Alter ego / 11x8.5inch / oil on wood / 2020

9) As you mentioned the concept of a fish waiting to be butchered, are the ideas and concepts of flesh, violence, consumption, and destruction relevant to your painting? Is physical existence inherently violent and destructive in your opinion? How do you express these ideas through your work?

Yes, the violence and consumption are very relevant to my paintings. The one big narrative that every series of my work are rooted up to that one concept ‘suffering of human existence’. They seem like different narratives that doesn’t relate at all to this subject particularly but the core is always the same.

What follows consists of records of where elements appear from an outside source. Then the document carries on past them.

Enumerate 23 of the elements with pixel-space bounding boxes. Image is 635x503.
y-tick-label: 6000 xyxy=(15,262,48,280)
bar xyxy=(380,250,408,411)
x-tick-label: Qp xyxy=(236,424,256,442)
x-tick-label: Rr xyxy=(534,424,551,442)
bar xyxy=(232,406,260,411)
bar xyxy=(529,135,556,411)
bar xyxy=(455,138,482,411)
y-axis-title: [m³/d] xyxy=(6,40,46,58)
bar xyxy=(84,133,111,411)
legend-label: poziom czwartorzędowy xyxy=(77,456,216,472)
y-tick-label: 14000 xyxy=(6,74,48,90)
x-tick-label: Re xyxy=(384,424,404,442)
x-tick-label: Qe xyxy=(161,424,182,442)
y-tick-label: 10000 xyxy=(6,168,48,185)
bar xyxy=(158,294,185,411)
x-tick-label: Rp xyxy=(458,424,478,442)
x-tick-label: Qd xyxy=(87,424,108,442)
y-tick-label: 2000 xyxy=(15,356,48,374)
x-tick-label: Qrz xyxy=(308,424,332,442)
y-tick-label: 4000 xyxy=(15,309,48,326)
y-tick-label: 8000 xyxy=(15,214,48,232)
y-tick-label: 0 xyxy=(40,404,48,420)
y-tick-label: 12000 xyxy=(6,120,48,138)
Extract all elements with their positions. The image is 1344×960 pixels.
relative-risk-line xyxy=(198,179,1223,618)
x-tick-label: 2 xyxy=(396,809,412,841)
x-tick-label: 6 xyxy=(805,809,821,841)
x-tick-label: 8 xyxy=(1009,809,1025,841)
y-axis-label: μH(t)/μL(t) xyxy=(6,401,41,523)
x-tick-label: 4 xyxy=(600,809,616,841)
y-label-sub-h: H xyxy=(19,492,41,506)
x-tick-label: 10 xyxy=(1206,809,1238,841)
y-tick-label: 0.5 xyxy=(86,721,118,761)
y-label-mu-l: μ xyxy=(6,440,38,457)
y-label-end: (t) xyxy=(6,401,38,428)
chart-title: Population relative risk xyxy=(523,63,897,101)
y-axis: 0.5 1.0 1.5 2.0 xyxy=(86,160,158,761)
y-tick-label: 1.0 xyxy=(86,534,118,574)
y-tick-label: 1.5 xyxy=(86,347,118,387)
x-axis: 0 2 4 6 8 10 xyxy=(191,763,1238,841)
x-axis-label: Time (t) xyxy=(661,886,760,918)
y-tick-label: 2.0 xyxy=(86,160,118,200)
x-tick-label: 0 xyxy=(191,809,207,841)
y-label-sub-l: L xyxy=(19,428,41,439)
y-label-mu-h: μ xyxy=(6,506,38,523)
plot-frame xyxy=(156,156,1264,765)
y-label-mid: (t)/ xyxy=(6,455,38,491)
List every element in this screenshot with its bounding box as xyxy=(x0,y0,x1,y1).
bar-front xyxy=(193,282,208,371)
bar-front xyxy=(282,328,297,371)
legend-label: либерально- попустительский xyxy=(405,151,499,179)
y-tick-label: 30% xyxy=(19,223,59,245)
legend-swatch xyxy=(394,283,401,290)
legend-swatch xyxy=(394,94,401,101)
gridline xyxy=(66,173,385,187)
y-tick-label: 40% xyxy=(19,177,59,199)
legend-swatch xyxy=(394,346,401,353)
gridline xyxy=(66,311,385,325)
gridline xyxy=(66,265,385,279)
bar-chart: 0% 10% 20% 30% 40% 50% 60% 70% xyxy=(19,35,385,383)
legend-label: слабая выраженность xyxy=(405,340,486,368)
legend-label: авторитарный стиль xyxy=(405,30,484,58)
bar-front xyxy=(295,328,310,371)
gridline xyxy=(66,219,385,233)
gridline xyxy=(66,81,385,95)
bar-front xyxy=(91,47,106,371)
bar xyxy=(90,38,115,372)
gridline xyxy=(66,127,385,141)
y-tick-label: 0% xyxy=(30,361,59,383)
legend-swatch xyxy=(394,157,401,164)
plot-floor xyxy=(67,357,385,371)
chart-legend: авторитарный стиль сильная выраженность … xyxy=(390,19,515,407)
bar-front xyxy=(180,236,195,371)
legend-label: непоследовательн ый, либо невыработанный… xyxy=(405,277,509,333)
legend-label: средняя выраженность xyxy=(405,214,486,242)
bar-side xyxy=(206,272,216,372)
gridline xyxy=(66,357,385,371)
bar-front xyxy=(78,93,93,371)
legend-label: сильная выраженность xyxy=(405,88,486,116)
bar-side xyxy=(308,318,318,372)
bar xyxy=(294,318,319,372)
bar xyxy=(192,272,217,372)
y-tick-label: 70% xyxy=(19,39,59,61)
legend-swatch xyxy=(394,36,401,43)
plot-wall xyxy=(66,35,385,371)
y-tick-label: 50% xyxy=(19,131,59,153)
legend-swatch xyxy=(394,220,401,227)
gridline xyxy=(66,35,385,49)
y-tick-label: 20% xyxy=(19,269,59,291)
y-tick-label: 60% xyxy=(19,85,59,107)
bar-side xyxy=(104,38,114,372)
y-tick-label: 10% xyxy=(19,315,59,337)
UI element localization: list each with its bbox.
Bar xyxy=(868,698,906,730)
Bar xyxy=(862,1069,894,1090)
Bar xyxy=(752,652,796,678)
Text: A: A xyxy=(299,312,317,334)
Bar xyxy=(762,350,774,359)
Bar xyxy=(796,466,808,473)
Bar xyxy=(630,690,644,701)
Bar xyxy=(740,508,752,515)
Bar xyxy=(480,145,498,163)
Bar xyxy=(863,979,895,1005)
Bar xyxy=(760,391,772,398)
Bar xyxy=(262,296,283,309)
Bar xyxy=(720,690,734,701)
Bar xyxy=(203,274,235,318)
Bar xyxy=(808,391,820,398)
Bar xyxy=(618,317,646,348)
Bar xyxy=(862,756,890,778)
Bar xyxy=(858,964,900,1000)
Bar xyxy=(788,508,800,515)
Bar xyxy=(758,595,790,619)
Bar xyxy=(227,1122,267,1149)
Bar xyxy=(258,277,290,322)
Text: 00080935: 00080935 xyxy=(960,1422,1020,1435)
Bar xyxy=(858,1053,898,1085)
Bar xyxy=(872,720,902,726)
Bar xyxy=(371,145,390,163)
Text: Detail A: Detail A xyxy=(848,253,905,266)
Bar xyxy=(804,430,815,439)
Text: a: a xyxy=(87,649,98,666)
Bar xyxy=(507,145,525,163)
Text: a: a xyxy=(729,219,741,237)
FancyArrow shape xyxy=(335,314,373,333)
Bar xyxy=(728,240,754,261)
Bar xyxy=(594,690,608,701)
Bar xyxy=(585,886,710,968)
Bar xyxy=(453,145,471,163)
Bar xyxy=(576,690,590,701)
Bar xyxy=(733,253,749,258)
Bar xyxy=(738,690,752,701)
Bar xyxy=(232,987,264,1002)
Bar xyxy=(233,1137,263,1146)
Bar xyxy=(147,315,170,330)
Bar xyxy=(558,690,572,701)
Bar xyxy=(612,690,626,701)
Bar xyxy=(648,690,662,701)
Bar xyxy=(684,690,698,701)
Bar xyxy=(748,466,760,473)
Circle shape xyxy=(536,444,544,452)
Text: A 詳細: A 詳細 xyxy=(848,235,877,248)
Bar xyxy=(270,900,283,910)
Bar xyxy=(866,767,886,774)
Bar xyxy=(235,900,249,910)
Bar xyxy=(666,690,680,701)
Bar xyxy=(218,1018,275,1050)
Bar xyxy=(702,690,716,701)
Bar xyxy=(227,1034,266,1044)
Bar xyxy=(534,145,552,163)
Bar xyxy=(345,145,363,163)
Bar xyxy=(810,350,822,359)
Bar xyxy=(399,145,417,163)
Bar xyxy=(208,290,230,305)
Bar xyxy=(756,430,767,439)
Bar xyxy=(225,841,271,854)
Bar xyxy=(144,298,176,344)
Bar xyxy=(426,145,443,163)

I believe that physical existence is supposed to be violent and that is the reason why I keep going. As much as I feel its violent side, I also feel the other side which is the truth. It is supposed to hurt and destructive because it is a sign for me to grow stronger. I’m not talking about negativity or pessimism but just the plain truth to me.

I study different narratives that really is related to the root such as the existing ‘snowman suicide case’, ‘moonlight’, ‘red period’ ‘crucifixion’ and more to come in the future. I loved reading poems and since poems are so deeply similar to paintings it is my greatest source as well to construct my thoughts. I try to express these ideas in a grotesque and awkward but subtle way.

Fish stand / 13x21inch / oil on wood / 2020

10) What are your future goals as an artist? What are your biggest dreams?

In the future I want to live in a quiet suburban neighbor with my future wife, two kids, two dogs and my huge studio.

One of my biggest goal is having a huge studio not just to paint wall size paintings but also continue with my installation project so I can one day present it around the world.

Other dream is pretty simple, become the greatest painter/artist in history.